Public and academic debates on who should be categorised as a ‘citizen’ have intensified in a period of heightened fear and moral panic over the so-called Islamisation of Europe and other Western countries. In response to the public fear of the stranger as foreigner, and a backlash to multiculturalism, many have argued that Muslims and new immigrants can be effectively integrated into Western societies if we rethink the idea of multiculturalism. Jeffrey Alexander’s work has made a concerted effort to explore the normative conditions for the integration of strangers in civil society.
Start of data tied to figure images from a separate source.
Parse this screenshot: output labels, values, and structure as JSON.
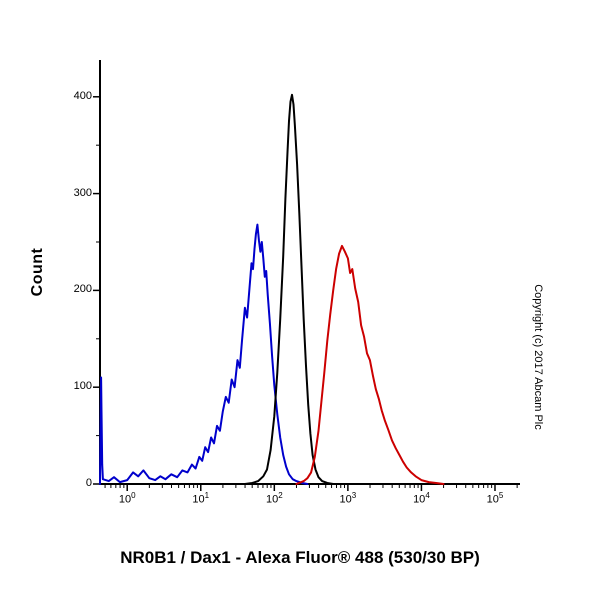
{
  "figure": {
    "caption": "NR0B1 / Dax1 - Alexa Fluor® 488 (530/30 BP)",
    "copyright": "Copyright (c) 2017 Abcam Plc",
    "background": "#ffffff"
  },
  "chart_data": {
    "type": "line",
    "subtype": "flow-cytometry-histogram-overlay",
    "title": "NR0B1 / Dax1 - Alexa Fluor® 488 (530/30 BP)",
    "xlabel": "NR0B1 / Dax1 - Alexa Fluor® 488 (530/30 BP)",
    "ylabel": "Count",
    "legend": "none",
    "grid": false,
    "axis_color": "#000000",
    "x_axis": {
      "scale": "log10",
      "range_log10": [
        -0.37,
        5.34
      ],
      "major_tick_exponents": [
        0,
        1,
        2,
        3,
        4,
        5
      ],
      "tick_label_base": "10"
    },
    "y_axis": {
      "range": [
        0,
        438
      ],
      "major_ticks": [
        0,
        100,
        200,
        300,
        400
      ],
      "minor_tick_step": 50
    },
    "series": [
      {
        "name": "blue-histogram",
        "color": "#0000cc",
        "peak": {
          "x_log10": 1.77,
          "count": 268
        },
        "points": [
          [
            -0.37,
            0
          ],
          [
            -0.36,
            70
          ],
          [
            -0.355,
            110
          ],
          [
            -0.35,
            75
          ],
          [
            -0.34,
            20
          ],
          [
            -0.33,
            5
          ],
          [
            -0.25,
            3
          ],
          [
            -0.18,
            7
          ],
          [
            -0.1,
            2
          ],
          [
            0.0,
            4
          ],
          [
            0.08,
            12
          ],
          [
            0.15,
            8
          ],
          [
            0.22,
            14
          ],
          [
            0.3,
            6
          ],
          [
            0.38,
            4
          ],
          [
            0.45,
            8
          ],
          [
            0.52,
            5
          ],
          [
            0.6,
            10
          ],
          [
            0.68,
            7
          ],
          [
            0.75,
            14
          ],
          [
            0.82,
            12
          ],
          [
            0.88,
            20
          ],
          [
            0.93,
            16
          ],
          [
            0.98,
            28
          ],
          [
            1.02,
            24
          ],
          [
            1.06,
            38
          ],
          [
            1.1,
            33
          ],
          [
            1.14,
            48
          ],
          [
            1.18,
            42
          ],
          [
            1.22,
            60
          ],
          [
            1.26,
            55
          ],
          [
            1.3,
            75
          ],
          [
            1.34,
            90
          ],
          [
            1.38,
            84
          ],
          [
            1.42,
            108
          ],
          [
            1.46,
            100
          ],
          [
            1.5,
            128
          ],
          [
            1.53,
            120
          ],
          [
            1.56,
            148
          ],
          [
            1.6,
            182
          ],
          [
            1.63,
            172
          ],
          [
            1.66,
            200
          ],
          [
            1.69,
            228
          ],
          [
            1.71,
            222
          ],
          [
            1.73,
            243
          ],
          [
            1.75,
            258
          ],
          [
            1.77,
            268
          ],
          [
            1.79,
            252
          ],
          [
            1.81,
            240
          ],
          [
            1.83,
            250
          ],
          [
            1.85,
            233
          ],
          [
            1.87,
            214
          ],
          [
            1.89,
            220
          ],
          [
            1.91,
            196
          ],
          [
            1.94,
            166
          ],
          [
            1.97,
            132
          ],
          [
            2.0,
            102
          ],
          [
            2.04,
            72
          ],
          [
            2.08,
            48
          ],
          [
            2.12,
            30
          ],
          [
            2.16,
            18
          ],
          [
            2.2,
            10
          ],
          [
            2.25,
            5
          ],
          [
            2.3,
            3
          ],
          [
            2.38,
            1
          ],
          [
            2.45,
            0
          ]
        ]
      },
      {
        "name": "black-histogram",
        "color": "#000000",
        "peak": {
          "x_log10": 2.24,
          "count": 402
        },
        "points": [
          [
            1.6,
            0
          ],
          [
            1.7,
            1
          ],
          [
            1.78,
            3
          ],
          [
            1.85,
            8
          ],
          [
            1.9,
            15
          ],
          [
            1.95,
            35
          ],
          [
            2.0,
            70
          ],
          [
            2.04,
            115
          ],
          [
            2.08,
            170
          ],
          [
            2.12,
            235
          ],
          [
            2.15,
            295
          ],
          [
            2.18,
            345
          ],
          [
            2.2,
            375
          ],
          [
            2.22,
            395
          ],
          [
            2.24,
            402
          ],
          [
            2.26,
            392
          ],
          [
            2.28,
            370
          ],
          [
            2.31,
            330
          ],
          [
            2.34,
            280
          ],
          [
            2.37,
            225
          ],
          [
            2.4,
            170
          ],
          [
            2.43,
            122
          ],
          [
            2.46,
            82
          ],
          [
            2.49,
            52
          ],
          [
            2.52,
            30
          ],
          [
            2.56,
            15
          ],
          [
            2.6,
            7
          ],
          [
            2.65,
            3
          ],
          [
            2.72,
            1
          ],
          [
            2.8,
            0
          ]
        ]
      },
      {
        "name": "red-histogram",
        "color": "#cc0000",
        "peak": {
          "x_log10": 2.92,
          "count": 246
        },
        "points": [
          [
            2.3,
            0
          ],
          [
            2.4,
            3
          ],
          [
            2.45,
            6
          ],
          [
            2.5,
            12
          ],
          [
            2.55,
            28
          ],
          [
            2.6,
            55
          ],
          [
            2.64,
            85
          ],
          [
            2.68,
            115
          ],
          [
            2.72,
            148
          ],
          [
            2.76,
            175
          ],
          [
            2.8,
            200
          ],
          [
            2.84,
            222
          ],
          [
            2.88,
            238
          ],
          [
            2.92,
            246
          ],
          [
            2.96,
            240
          ],
          [
            3.0,
            233
          ],
          [
            3.03,
            218
          ],
          [
            3.06,
            222
          ],
          [
            3.1,
            202
          ],
          [
            3.14,
            188
          ],
          [
            3.18,
            164
          ],
          [
            3.22,
            152
          ],
          [
            3.26,
            135
          ],
          [
            3.3,
            128
          ],
          [
            3.34,
            112
          ],
          [
            3.38,
            98
          ],
          [
            3.42,
            88
          ],
          [
            3.46,
            76
          ],
          [
            3.5,
            66
          ],
          [
            3.55,
            56
          ],
          [
            3.6,
            45
          ],
          [
            3.65,
            37
          ],
          [
            3.7,
            30
          ],
          [
            3.75,
            23
          ],
          [
            3.8,
            17
          ],
          [
            3.86,
            12
          ],
          [
            3.92,
            8
          ],
          [
            4.0,
            4
          ],
          [
            4.1,
            2
          ],
          [
            4.2,
            1
          ],
          [
            4.3,
            0
          ]
        ]
      }
    ]
  }
}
Through a critical review of his work, I evaluate the relationship between the civil sphere and diversity with particular attention given to the role of the stranger in the composition of civil society. Alexander claims that underlining the constitution of civil society is a binary discourse that constructs some citizens as friends and others as enemies. In the first instance this chapter maps out the contours of Alexander’s cultural sociology and its relevance to his conceptualisation of the civil sphere. This section critically addresses his understanding of the ‘core group’ and how the stranger is constituted. Second, I examine the role that recognition and cross-cultural contact play in articulating Alexander’s multicultural civil sphere and suggest that his argument – that genuine incorporation of marginalised groups depends on the recognition of Otherness – overlooks their material condition. The latter part of the chapter critiques Alexander’s binary discourse of civil society in the context of how the in-between stranger problematises the binary formulation underlying his essentialist categories of ‘core group’, ‘we-ness’ and the ‘Otherness’ of difference. Finally, Alexander’s work needs to be contextualised within the sociological literature on the interconnection between solidarity and difference evident in the work of Zygmunt Bauman and theories of the stranger. Overall, whereas Alexander has made some significant advances on traditional conceptions of civil society, especially through his culturalist approach, his overreliance on binarism as an interpretative scheme creates an ambiguity in his work, especially around his formulation of a multicultural civil sphere.